Он уже едва сдерживался. И мать, почувствовав это, потянулась к нему через стол, взяла за руку, и продолжила куда ласковей:
— Mein Junge, быть может, у тебя и в самом деле что-то большее к ней, чем просто привязанность, хотя это и кажется мне... очень странным. А у неё?
Рука под её пальцами невольно сжалась в кулак.
— Что ты хочешь сказать?
— Ничего обидного для... для твоей Марты. Я вполне верю, что она хорошо к тебе относится. Ещё бы! Вот только она ребёнок совсем, а делать из детской привязанности такие далеко идущие выводы, строить планы — это, по крайней мере, опрометчиво. Сейчас такое время, что в пятнадцать лет мало кто точно знает, чего хочет. Чего или кого. Так что ты очень торопишься, Платон. А заодно и её торопишь во взрослую жизнь. Думаешь, это правильно?
В этих словах матери был смысл. Марта действительно в последнее время очень рвалась повзрослеть поскорее. Это было всем заметно и немного забавно, особенно когда она принималась отстаивать свои взрослые права. И то, что это её стремление связано с ним, Платон понимал, конечно. Вот только никуда он её не торопил, даже наоборот, притормозить пытался стихию по имени Марта. Не слишком ловко и по большей части безрезультатно, но пытался... А с другой стороны, может, всё же торопил? Самим своим присутствием в её жизни?
Тем временем мать заметила, что он задумался, и продолжила давить на оказавшееся чувствительным место:
— Вот ты сам в семидесятом резко повзрослел, пока отец в госпитале лежал. Так разве это хорошо было?

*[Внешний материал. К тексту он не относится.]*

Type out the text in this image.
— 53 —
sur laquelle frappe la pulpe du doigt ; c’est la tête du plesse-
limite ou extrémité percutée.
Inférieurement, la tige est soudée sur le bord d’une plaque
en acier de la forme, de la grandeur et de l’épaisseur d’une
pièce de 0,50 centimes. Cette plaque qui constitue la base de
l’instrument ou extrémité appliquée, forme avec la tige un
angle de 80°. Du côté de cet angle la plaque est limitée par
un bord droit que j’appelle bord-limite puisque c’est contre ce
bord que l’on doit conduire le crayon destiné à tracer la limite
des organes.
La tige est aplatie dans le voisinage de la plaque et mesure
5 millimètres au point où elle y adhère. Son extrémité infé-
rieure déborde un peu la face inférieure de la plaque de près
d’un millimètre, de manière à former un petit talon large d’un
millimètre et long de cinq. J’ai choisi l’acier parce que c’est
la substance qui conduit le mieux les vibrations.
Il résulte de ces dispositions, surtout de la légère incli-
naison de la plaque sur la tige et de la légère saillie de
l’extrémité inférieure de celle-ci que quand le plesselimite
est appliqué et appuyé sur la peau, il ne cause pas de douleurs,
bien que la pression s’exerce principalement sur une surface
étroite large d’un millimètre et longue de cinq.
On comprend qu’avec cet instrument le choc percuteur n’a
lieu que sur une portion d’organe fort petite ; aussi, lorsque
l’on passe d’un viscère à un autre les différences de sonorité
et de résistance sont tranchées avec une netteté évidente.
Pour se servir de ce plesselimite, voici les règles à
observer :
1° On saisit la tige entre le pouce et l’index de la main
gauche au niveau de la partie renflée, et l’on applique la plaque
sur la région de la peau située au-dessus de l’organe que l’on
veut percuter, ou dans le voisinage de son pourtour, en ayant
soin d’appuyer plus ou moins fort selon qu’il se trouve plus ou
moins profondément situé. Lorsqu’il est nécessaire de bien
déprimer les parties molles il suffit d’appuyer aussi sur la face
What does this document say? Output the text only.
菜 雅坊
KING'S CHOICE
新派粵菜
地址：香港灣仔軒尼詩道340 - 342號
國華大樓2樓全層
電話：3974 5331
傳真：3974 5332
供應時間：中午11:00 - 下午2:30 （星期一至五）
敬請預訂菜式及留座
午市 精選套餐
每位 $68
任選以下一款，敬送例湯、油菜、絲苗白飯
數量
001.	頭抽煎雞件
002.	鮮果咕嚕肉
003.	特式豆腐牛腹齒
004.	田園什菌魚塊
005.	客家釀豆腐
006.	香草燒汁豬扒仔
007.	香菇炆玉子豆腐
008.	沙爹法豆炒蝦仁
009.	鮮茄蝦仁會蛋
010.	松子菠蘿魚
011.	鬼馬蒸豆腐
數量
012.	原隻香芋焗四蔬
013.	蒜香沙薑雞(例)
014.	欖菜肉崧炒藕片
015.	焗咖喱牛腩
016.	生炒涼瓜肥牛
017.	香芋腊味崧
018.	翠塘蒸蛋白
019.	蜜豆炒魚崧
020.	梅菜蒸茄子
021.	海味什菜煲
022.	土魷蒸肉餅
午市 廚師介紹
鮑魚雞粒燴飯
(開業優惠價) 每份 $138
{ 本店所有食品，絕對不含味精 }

Нет, в семидесятом году для их семьи было мало хорошего. Сначала смерть бабушки, потом тяжёлое ранение отца. В тот год его детство закончилось окончательно и бесповоротно, но с Мартой сейчас всё было совсем по-другому.
— Вот зачем ты это, мама? — спросил он хрипло. — Какое это имеет отношение к Марте?
Мать смутилась, кажется. Отвела ненадолго глаза, снова непроизвольно потёрла виски. Странно, что она сама упомянула семидесятый год, он ведь и для неё был очень страшным, а о своих страхах Августа Генриховна Штольман предпочитала молчать.
— Я только хотела сказать, что какими бы ни были причины, нет ничего хорошего в том, чтобы повзрослеть раньше срока. Всему своё время, Платон.
На эту банальность ответить ему было нечего, он только плечами пожал. В принципе, было уже понятно, что разговор ни к чему не приведёт. Почему-то подумалось, что бабушке не пришлось бы ничего объяснять или доказывать. Будь она жива, всё было бы намного проще.
— Ты ведь собирался в армию, Платон? Может, это не такая уж плохая идея. — Платон не поверил своим ушам. — Я всё это время была категорически против, но в сложившихся обстоятельствах...
Вот, значит, как. До сих пор об армии мама и слышать не хотела, сколько копий на эту тему было сломано за год. А теперь, выбирая из двух зол, предпочла армию. Он убрал руки со стола и встал.
— Я позавчера уже отвёз документы в аспирантуру, поговорил с профессором Можевитиновым. Теперь буду к экзаменам готовиться.
— Но ты ничего не сказал... — Мать смотрела растерянно.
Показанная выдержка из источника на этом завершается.